“and were not included in Scripture by any body of Christians until the Church of Rome arbitrarily decided to include them at the Council of Trent in the sixteenth century.”
i realize not many Baptists have a clue about Church History before the 16th century, ( when they appear on the world stage for the first time ), but the above statement is down right IGNORANT.
The Greek Orthodox split from the Latin Church in 1054, and therefore do not accept Trent as a Church Council.
what is the OT canon of the Greek Orthodox?
what books of the OT were in the Latin Vulgate in the 4th century?
what OT books were declared canonical in the 397ad council of carthage?
the oriental orthodox split from the Catholic Church in the 5th century, how many books are there in their OT canon?
this post is embarrassing in its ignorance of Church history.
If scripture is considered good for correction and reproof, then many in the Roman Catholic church held that the Apocrypha was not scripture.
Writing prior to the canon decision at the Council of Trent, Cajetan wrote:
“Here we close our commentaries on the historical books of the Old Testament. For the rest (that is, Judith, Tobit, and the books of Maccabees) are counted by St Jerome out of the canonical books, and are placed amongst the Apocrypha, along with Wisdom and Ecclesiasticus, as is plain from the Prologus Galeatus. Nor be thou disturbed, like a raw scholar, if thou shouldest find anywhere, either in the sacred councils or the sacred doctors, these books reckoned as canonical. For the words as well of councils as of doctors are to be reduced to the correction of Jerome. Now, according to his judgment, in the epistle to the bishops Chromatius and Heliodorus, these books (and any other like books in the canon of the bible) are not canonical, that is, not in the nature of a rule for confirming matters of faith. Yet, they may be called canonical, that is, in the nature of a rule for the edification of the faithful, as being received and authorised in the canon of the bible for that purpose. By the help of this distinction thou mayest see thy way clearly through that which Augustine says, and what is written in the provincial council of Carthage.”
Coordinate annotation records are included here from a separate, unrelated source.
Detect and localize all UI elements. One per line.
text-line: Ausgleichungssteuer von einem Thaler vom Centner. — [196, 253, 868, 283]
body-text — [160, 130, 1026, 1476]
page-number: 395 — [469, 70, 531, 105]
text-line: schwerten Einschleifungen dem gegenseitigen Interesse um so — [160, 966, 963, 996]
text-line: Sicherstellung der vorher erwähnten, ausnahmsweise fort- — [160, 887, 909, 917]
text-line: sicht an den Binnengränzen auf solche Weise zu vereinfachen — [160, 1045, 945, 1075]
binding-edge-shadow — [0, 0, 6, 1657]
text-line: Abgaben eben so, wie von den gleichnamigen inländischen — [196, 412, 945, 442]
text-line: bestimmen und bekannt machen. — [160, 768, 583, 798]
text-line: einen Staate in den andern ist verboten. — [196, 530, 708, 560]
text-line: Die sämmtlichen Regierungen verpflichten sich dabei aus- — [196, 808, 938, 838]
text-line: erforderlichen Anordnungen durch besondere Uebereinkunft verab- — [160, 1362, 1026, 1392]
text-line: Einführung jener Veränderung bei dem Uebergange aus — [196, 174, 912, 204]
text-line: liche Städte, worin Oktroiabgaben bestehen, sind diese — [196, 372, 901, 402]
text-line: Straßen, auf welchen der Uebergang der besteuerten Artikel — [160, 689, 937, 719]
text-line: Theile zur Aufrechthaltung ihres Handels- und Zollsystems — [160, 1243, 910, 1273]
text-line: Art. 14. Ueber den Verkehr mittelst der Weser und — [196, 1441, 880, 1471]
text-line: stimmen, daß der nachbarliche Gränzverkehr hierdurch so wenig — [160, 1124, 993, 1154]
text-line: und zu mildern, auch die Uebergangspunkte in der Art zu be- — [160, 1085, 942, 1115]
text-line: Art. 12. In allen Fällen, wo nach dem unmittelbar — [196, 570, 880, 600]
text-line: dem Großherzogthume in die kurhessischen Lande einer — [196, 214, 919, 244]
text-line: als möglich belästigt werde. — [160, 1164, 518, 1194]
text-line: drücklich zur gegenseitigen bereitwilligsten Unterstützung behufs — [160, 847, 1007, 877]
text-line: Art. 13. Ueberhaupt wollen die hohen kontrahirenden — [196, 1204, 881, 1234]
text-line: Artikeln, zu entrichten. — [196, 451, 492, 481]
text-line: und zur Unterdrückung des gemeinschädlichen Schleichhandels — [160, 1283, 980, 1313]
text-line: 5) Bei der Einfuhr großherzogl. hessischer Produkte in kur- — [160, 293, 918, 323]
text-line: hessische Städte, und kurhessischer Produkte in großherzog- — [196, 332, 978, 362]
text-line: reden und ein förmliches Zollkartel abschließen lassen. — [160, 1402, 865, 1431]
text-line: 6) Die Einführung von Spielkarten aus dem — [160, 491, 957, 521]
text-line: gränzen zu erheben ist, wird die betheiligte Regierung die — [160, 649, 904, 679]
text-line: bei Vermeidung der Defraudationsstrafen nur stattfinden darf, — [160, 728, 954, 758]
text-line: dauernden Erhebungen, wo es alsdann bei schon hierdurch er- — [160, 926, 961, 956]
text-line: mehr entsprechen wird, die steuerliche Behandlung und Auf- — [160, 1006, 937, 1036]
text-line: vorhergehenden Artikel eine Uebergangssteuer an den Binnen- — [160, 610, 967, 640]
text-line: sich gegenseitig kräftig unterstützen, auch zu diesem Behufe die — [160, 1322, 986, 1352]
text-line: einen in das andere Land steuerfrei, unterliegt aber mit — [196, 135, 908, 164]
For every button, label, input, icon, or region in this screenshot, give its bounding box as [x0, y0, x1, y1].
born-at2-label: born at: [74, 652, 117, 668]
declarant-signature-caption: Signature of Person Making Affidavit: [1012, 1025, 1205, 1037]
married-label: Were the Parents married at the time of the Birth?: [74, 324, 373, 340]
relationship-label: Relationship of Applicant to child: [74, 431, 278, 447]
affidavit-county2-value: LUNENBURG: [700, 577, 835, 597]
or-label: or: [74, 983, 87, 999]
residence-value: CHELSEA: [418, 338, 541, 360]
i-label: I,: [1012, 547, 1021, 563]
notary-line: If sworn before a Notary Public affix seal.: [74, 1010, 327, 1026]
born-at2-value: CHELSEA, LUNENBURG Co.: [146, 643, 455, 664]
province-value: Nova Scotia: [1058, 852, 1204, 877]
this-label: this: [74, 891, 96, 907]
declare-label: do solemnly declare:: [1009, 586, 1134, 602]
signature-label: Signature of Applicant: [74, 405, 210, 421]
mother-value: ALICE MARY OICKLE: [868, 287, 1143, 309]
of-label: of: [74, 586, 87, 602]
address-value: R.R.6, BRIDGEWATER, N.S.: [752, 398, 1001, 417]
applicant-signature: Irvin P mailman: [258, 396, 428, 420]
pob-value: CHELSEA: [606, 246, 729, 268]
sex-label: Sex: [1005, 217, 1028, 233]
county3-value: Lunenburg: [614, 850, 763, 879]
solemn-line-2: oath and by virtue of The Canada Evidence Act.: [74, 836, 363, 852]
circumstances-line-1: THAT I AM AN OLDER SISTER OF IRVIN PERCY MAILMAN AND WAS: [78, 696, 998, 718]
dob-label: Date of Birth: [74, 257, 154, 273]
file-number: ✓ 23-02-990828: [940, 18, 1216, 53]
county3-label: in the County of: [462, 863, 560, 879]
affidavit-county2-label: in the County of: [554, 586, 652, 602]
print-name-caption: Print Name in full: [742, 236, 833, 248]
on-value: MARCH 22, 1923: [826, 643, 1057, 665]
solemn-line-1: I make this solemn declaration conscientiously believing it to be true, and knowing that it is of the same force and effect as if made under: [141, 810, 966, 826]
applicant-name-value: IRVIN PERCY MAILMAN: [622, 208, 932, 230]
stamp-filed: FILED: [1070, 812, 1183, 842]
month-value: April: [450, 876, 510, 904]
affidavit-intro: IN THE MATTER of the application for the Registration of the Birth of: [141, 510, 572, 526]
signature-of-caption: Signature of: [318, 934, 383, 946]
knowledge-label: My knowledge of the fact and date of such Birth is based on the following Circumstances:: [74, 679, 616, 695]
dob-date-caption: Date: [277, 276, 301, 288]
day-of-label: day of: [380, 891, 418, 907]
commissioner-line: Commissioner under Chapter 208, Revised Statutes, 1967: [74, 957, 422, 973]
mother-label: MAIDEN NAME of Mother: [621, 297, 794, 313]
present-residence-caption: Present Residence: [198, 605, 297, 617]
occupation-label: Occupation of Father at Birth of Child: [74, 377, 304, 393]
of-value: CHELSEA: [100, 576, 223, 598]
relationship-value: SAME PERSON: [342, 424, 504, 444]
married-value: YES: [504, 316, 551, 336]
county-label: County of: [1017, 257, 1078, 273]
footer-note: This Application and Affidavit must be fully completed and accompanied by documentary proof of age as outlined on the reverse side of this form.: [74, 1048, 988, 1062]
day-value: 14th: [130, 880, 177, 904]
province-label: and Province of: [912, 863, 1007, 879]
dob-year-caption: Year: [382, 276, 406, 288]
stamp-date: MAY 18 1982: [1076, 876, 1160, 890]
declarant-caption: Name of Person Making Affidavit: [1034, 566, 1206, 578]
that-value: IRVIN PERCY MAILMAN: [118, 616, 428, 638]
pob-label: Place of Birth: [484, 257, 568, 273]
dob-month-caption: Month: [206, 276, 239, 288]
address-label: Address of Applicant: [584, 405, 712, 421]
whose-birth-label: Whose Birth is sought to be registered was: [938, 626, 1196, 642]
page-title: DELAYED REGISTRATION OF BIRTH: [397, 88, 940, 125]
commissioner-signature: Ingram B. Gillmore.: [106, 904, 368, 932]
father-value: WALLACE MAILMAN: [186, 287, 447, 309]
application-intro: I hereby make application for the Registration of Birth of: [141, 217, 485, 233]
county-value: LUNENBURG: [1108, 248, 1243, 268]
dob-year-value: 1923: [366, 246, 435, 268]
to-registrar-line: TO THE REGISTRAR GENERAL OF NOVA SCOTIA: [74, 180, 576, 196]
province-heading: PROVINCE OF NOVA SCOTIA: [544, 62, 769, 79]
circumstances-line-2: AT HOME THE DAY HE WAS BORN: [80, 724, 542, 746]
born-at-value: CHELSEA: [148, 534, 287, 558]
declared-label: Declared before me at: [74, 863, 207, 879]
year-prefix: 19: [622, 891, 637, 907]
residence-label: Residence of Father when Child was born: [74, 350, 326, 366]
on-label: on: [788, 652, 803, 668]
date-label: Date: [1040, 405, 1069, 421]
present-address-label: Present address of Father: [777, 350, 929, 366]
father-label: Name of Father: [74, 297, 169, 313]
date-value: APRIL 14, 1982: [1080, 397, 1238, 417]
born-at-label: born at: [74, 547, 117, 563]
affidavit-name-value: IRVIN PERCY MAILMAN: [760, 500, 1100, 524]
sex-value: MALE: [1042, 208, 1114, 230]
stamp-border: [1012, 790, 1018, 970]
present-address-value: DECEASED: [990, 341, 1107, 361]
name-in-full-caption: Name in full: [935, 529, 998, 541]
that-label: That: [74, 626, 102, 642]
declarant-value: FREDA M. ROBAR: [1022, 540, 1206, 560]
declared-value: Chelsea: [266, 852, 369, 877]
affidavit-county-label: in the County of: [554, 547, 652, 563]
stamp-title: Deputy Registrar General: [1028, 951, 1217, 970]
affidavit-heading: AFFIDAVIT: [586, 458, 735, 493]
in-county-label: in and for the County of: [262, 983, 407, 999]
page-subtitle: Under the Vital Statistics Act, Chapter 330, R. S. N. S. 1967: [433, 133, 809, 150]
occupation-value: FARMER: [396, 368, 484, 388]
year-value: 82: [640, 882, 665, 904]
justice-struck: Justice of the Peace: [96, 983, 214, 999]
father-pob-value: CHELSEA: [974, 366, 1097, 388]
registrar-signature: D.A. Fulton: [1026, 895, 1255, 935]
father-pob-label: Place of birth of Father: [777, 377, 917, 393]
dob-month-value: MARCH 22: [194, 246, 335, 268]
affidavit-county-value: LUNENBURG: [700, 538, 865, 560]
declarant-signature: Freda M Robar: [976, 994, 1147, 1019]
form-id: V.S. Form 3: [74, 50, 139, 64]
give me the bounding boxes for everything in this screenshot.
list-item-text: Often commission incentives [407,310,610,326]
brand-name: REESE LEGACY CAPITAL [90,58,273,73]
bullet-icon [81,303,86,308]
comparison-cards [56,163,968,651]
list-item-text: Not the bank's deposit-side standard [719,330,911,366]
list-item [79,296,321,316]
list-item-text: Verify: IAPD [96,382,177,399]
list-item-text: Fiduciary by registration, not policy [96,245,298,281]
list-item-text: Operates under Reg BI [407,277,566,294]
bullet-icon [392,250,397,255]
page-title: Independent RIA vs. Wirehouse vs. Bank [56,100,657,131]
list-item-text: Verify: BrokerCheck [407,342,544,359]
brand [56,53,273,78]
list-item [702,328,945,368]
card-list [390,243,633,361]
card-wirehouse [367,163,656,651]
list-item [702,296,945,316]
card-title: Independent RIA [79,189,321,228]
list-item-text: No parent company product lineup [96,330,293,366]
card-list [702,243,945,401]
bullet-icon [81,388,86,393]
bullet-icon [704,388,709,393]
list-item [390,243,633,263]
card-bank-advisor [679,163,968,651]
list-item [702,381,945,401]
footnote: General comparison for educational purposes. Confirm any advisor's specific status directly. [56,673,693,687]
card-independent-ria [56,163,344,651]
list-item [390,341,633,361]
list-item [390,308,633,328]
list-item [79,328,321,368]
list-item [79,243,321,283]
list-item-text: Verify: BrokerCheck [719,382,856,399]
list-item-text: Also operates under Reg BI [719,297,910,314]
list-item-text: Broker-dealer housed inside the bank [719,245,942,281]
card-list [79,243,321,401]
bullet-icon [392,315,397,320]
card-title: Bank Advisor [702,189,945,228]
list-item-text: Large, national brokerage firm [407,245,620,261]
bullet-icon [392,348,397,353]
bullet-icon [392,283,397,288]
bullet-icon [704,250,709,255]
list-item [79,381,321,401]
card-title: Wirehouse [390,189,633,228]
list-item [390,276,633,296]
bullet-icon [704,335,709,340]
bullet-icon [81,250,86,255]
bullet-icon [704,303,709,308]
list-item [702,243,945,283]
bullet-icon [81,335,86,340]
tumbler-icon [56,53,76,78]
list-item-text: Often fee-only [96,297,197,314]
-Cardinal Cajetan (16th century)
However, the author of the posted article would have done well to point that out, rather than just assert that the Apocrypha was “not included in Scripture by any body of Christians until the Church of Rome arbitrarily decided to include them at the Council of Trent”.
Sirach is preserved in a Greek translation but was originally written in Hebrew. It came to be called Ecclesiasticus because excerpts from it were so frequently used in the Mass.
**one Lord one faith one baptism**
Your name is in this next Sunday’s second reading — Ephesians!
With apologies to George Santayana, as I’ve written before: those who cannot remember Church history are condemned to make it up.